Катря поставила ведерко, опустила глаза. Руки дрожали, как тогда, в поле, в зеленом жите.
— Или, думаешь, я забыл? Дал телушку и забыл… Так?!
— Если дали, то и заберите. Нечего меня попрекать. Я не просила. — И заплакала, зашмыгала носом.
— А ты думала как? Задаром! Почему молчала?
— Потому что ничего не знаю… Не знаю! — повысила она голос. — Отцепитесь вы от меня!
У старых, покосившихся ворот остановилась пароконная подвода. На ней уже лежал десяток мешков, поверх которых сидел полицейский.
— Есть что-нибудь? — крикнул ездовой.
— Подожди, — ответил управляющий.
— И так едва утекли, — ответил подводчик. — Вон уже бегут.

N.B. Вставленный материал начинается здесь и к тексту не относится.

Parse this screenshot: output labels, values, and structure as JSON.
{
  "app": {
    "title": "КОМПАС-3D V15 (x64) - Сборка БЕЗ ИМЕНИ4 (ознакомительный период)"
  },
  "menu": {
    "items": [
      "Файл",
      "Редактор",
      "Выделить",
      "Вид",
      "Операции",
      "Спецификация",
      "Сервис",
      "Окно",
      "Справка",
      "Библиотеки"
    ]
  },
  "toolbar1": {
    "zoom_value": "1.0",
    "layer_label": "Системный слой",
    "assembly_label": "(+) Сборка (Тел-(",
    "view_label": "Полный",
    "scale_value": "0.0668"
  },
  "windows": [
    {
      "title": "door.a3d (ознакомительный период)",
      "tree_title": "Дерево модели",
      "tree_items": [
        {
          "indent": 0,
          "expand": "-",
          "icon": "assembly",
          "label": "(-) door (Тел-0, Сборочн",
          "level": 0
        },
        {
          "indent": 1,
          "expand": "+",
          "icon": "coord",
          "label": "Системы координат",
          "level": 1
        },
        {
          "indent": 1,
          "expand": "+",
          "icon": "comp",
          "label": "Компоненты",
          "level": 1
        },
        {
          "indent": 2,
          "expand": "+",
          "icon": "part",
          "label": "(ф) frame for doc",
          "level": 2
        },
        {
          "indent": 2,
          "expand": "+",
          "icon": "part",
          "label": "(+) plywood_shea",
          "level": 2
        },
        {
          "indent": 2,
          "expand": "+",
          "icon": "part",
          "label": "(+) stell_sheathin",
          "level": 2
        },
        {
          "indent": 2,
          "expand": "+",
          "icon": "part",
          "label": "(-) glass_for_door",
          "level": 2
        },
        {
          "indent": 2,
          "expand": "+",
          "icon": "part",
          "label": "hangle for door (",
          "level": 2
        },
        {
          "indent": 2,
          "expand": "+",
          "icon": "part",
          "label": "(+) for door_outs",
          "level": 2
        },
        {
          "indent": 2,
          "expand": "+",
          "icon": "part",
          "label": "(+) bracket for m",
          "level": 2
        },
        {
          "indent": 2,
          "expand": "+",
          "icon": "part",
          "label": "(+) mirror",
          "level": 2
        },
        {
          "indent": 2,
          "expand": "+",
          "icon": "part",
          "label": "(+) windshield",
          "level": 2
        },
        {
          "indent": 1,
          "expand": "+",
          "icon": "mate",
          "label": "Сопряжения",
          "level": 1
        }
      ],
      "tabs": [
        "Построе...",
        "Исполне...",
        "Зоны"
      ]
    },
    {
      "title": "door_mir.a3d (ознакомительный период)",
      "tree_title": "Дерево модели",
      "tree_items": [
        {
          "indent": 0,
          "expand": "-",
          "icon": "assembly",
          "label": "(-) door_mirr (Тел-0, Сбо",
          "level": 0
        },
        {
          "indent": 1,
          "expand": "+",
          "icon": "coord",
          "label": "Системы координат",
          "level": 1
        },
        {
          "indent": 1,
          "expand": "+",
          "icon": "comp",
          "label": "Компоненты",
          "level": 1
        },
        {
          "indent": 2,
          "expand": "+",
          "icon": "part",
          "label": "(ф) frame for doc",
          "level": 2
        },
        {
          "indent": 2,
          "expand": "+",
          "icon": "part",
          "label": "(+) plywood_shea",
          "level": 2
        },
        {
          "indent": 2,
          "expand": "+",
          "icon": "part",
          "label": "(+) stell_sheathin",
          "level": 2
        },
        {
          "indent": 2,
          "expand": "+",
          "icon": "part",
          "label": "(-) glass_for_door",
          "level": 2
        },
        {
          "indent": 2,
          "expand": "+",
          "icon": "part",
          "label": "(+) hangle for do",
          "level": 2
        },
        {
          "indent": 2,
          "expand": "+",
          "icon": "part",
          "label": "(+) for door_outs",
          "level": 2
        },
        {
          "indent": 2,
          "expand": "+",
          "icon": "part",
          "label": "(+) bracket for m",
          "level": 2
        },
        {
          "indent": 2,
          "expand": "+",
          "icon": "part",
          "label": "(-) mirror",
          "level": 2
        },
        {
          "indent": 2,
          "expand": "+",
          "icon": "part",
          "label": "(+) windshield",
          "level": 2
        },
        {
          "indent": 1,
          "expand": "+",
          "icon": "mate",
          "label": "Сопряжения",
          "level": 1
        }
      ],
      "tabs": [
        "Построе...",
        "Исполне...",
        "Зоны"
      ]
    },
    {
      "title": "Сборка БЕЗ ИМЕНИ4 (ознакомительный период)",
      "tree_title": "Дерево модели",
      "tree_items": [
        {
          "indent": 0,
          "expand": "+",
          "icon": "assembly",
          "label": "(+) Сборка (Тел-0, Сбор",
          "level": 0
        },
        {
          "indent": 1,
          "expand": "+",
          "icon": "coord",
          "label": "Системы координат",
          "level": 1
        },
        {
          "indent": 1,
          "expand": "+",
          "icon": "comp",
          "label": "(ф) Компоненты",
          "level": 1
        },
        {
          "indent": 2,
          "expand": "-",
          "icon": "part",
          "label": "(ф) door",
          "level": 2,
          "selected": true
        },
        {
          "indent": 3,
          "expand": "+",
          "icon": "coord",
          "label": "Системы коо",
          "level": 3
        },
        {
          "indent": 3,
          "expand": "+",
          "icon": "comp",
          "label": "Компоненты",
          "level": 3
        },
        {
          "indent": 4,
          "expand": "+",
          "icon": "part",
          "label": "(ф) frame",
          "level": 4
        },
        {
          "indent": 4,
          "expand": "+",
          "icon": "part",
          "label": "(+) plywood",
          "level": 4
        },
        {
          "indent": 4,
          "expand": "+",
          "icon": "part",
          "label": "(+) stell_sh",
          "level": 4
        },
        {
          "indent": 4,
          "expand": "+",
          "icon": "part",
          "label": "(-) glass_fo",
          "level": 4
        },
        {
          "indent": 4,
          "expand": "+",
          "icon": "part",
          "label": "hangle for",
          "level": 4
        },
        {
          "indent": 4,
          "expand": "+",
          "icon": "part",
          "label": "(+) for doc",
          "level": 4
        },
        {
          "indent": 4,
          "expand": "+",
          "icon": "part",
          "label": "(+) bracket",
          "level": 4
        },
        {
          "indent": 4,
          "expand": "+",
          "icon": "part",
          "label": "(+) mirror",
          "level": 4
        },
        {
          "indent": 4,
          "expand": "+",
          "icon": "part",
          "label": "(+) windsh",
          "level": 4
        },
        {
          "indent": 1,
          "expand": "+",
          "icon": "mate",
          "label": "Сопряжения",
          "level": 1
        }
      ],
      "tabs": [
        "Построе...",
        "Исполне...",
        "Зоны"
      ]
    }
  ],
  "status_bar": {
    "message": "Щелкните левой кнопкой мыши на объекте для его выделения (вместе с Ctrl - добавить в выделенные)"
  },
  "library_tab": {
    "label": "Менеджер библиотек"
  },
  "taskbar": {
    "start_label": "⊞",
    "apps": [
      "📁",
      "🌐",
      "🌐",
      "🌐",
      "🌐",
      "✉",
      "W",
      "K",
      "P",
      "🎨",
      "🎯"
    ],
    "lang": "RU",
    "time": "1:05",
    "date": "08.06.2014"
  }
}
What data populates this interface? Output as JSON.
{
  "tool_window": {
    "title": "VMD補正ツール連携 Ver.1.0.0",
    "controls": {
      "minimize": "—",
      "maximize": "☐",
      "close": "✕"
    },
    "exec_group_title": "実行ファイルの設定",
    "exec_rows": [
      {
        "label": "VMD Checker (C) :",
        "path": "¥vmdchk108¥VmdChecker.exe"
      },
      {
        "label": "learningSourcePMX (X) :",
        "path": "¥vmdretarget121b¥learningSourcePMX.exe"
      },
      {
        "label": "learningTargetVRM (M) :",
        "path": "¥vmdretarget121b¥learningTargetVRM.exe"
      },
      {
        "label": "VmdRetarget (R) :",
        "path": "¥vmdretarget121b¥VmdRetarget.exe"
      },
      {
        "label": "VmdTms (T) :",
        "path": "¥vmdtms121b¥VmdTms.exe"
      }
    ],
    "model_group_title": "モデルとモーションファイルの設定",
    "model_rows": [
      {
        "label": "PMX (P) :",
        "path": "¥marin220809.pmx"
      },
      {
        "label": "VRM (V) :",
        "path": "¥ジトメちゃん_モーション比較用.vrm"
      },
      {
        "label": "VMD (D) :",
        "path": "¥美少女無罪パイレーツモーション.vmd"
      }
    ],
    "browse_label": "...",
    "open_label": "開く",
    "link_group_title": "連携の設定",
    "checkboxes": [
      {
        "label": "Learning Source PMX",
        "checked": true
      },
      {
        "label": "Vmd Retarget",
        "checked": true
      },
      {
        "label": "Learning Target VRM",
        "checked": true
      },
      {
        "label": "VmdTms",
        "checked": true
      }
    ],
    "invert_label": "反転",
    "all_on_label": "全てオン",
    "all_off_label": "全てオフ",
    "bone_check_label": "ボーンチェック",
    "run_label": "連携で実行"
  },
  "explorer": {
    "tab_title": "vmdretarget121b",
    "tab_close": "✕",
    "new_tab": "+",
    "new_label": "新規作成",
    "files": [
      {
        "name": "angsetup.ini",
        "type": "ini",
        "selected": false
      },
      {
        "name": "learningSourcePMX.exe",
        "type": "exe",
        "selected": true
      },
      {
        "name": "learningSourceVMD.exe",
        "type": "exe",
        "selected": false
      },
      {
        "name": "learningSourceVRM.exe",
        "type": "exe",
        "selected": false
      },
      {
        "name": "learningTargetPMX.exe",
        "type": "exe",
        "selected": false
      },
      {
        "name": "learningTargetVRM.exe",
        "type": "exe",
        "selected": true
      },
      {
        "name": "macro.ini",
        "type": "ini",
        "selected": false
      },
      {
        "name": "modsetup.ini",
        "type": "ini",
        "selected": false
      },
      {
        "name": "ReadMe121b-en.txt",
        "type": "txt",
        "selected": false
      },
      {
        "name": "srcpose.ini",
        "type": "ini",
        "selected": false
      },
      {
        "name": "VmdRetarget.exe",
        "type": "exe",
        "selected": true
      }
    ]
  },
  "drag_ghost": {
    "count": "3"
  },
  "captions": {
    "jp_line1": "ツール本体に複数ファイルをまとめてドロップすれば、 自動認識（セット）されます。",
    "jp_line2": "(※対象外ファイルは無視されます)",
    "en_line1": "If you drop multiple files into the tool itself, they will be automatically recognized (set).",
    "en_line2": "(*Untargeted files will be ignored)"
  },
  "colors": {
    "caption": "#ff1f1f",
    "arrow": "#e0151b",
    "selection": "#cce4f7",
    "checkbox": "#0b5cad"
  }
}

— Телушку забрать! Эй, ты! — крикнул управляющий полицейскому. — Иди телушку возьми! — И Катре: — Выводи! Нечего тут… Я с тобой еще поговорю! Мать твою… — Ударил ногой ведерко, пойло вылилось, задымилось на солнце. — Быстрее выводи!
Непослушными пальцами Катря отвязала налыгач. Телушка терлась об нее, лизала руки, мычала тихонько, жалобно — просила пить…
— Иди, Белянка, иди, — тащила Катря за повод.
А телушка упиралась, крутила головой.
Выскочили дети:
— Мама, куда вы ее?
— Ну же, Белянка… — плакала Катря.
Подошел полицейский. Ухватил налыгач, дернул. Телушка уперлась ногами — и ни с места. Полицейский заходил сбоку, бил телушку носками в бок, тащил. А по улице уже приближалась шумная толпа…
— Скорей! — кричал ездовой.
Полицейский кое-как дотянул телушку до воза, привязал за полудрабок, и воз рванулся дальше.
— Катря? Чего же ты стоишь? — подбежали женщины. — Телушку забрали, а она молчит!
— Кто дал, тот и взял, — печально сказала Катря и, обняв детей, заплакала.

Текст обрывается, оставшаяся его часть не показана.